About
John Lewis Warfield was the former Director of the Center for African and African-American Studies and Associate Professor of Educational Psychology at the University of Texas at Austin. For 26 years, his remarkable career as a clinical and consulting psychologist as well as a scholar, community activist, grassroots leader, and Civil Rights visionary served both the University of Texas and the Austin African-American communities with distinction. Under his leadership, the African and Afro-American Studies and Research Center was successfully integrated into one component in order to develop a closer relationship between the study of African Diaspora Studies and research.
From the very beginning of his academic career, Dr. Warfield established an interactive and unwavering commitment to combining the academic world to the realities of Black communities outside of the walls of university life. Prior to joining the faculty at the University of Texas, Dr. Warfield served as an Assistant Professor of Psychology and the Executive Director of Expanded Opportunities Program at Macalester College in St. Paul Minnesota. In 1973, he joined the faculty at the University of Texas in the Department of Educational Psychology as an Associate Professor and was appointed Director of the UT Afro-American Studies and the African and Afro-American Research Center.
Noted as an exceptionally provocative and intellectually stimulating teacher, Dr. Warfield was fondly referred to and respected by his undergraduate and graduate students and local citizens of the Black Austin Community as simply "Doc." His distinguished presence and voice provided the necessary leadership and representation the UT African-American student body, faculty, and extended Black community needed to address many of the unresolved and racially institutionalized barriers. For years, the University of Texas was not an educational institution known for its social reform, cultural inclusion, nor academic diversity. Hence, Dr. Warfield was not afraid to present these shortcomings to UT administrators and members of the university community to examine and foster immediate transformations to improve the overall quality of education for all University of Texas students and faculty. Warfield once stated before a group of students and faculty on campus, "I thrive on the need for Social Change. I consider myself a scholar activist."

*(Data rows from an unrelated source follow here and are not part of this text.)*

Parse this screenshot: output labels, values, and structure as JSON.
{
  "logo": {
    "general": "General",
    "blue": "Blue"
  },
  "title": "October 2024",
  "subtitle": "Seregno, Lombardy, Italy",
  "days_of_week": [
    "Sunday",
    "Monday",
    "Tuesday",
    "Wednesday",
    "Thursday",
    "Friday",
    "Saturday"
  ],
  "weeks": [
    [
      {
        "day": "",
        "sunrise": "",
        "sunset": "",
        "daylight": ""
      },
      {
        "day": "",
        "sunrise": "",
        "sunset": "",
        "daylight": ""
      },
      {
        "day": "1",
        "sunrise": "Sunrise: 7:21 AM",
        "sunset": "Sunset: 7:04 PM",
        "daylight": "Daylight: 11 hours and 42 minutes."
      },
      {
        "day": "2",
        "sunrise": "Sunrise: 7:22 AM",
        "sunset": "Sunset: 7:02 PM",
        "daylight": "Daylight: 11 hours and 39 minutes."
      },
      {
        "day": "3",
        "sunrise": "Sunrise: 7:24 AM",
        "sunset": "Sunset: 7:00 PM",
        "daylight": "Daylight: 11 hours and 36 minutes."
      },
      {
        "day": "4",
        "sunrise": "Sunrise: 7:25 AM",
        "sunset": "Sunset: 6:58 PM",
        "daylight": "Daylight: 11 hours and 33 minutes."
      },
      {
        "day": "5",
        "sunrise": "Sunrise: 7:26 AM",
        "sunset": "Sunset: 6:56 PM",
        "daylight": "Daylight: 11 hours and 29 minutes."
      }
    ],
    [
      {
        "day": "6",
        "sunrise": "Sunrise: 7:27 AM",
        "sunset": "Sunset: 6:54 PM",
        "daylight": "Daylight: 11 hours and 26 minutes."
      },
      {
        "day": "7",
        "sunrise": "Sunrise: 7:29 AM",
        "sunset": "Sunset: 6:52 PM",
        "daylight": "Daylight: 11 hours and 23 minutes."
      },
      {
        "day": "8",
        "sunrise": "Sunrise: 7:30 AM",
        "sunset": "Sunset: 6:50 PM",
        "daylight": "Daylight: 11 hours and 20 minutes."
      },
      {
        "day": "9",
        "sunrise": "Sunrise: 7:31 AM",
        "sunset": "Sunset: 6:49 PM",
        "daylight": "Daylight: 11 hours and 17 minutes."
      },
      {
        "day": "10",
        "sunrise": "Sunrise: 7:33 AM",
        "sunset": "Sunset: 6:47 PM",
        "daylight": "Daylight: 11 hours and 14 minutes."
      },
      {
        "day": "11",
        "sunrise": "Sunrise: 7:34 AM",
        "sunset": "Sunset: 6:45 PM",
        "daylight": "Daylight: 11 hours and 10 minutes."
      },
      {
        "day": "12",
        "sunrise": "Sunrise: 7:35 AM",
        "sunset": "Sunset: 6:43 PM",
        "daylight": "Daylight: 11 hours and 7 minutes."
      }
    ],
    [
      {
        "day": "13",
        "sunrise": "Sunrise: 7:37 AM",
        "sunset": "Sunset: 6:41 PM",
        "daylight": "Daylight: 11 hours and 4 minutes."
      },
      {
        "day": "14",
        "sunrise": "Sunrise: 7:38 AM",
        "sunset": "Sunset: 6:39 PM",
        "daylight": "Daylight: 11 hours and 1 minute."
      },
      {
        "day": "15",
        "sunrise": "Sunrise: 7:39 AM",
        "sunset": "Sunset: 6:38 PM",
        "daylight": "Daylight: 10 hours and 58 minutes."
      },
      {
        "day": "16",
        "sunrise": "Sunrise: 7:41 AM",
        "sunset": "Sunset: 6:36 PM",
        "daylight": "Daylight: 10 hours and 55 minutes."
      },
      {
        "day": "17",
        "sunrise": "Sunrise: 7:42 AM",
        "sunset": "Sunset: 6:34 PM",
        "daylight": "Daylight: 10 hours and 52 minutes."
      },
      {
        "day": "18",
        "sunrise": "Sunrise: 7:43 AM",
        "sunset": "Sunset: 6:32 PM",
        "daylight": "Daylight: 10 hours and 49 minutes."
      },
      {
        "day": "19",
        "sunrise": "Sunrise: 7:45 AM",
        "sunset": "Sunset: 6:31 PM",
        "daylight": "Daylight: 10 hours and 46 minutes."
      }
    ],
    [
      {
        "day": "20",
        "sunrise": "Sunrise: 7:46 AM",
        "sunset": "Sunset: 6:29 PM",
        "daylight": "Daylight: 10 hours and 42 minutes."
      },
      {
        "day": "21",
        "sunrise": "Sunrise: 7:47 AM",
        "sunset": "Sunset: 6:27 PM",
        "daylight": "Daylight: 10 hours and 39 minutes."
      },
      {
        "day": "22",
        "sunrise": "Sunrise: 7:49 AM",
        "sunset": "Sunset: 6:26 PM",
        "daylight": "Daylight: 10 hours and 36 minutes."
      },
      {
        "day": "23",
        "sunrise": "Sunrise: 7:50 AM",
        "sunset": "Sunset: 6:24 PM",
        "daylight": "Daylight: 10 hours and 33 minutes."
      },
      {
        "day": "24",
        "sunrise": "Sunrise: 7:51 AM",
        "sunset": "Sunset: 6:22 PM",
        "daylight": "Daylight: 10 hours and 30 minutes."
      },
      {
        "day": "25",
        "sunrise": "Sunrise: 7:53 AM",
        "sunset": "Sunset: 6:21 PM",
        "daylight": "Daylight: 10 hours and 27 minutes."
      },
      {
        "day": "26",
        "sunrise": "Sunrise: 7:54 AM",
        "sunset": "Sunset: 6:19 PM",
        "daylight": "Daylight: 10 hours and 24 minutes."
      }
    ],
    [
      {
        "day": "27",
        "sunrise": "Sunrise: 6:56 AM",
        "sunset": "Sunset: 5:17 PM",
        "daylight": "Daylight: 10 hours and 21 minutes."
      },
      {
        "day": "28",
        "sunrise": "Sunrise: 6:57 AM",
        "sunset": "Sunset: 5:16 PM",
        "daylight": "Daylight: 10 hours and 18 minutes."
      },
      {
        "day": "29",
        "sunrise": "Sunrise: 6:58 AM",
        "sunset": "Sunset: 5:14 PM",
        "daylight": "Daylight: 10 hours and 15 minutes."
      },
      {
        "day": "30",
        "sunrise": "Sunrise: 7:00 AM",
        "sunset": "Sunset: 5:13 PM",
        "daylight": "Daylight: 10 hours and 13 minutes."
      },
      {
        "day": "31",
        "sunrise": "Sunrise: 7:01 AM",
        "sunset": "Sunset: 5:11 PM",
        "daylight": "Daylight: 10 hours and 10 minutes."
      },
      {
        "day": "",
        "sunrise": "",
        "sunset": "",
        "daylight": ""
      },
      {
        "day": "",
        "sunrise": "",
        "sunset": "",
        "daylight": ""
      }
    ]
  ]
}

From 1973 to 1986 during his tenure as the Director of the Center for African and African-American Studies, "Doc" was at the epicenter of the Black UT community. But his quest for social change was not limited to the challenges presented on the campus of University of Texas. Dr.. Warfield also worked to connect the university's resources with the Black community outside the borders of the campus. Ironically, many Austin Black citizens residing just east of the University of Texas had no formal or informal relationship with the campus. As a community grassroots leader, Dr. Warfield founded Community Radio, Inc, in 1982, which runs KAZI-FM and now proudly represents Austin's oldest community non-commercial station that serves the needs of the African-American community. In addition to launching KAZI, Warfield also helped establish the Black Citizens Task Force, a grassroots organization committed to representing the concerns and challenges faced by citizens of the African-American community in Austin.
Dr. Warfield published many scholarly works, which focused on the role of Race and academics in intercollegiate sports at a time when the literature on this area of study was just beginning. He also published works on the psychology of the Black Experience, as well as cross-cultural counseling and multiculturalism implications of Race, class, and gender for counseling. All of his scholarly pursuits directly reinforced his position as Director of the Center and as an Activist Scholar. This rare combination of personal commitment and scholarly interests was a pioneering force that encouraged a generation of Black scholars, students, faculty, and community leaders because of Dr. Warfield's works.
As a lasting tribute to "Doc"-one of the pivotal leaders to initiate the diversification of the University of Texas at Austin and as one of the critical pioneers to establish the proud traditions of a Black community on the UT campus and beyond, the Center for African and African-American Studies was renamed in his honor in November of 2008.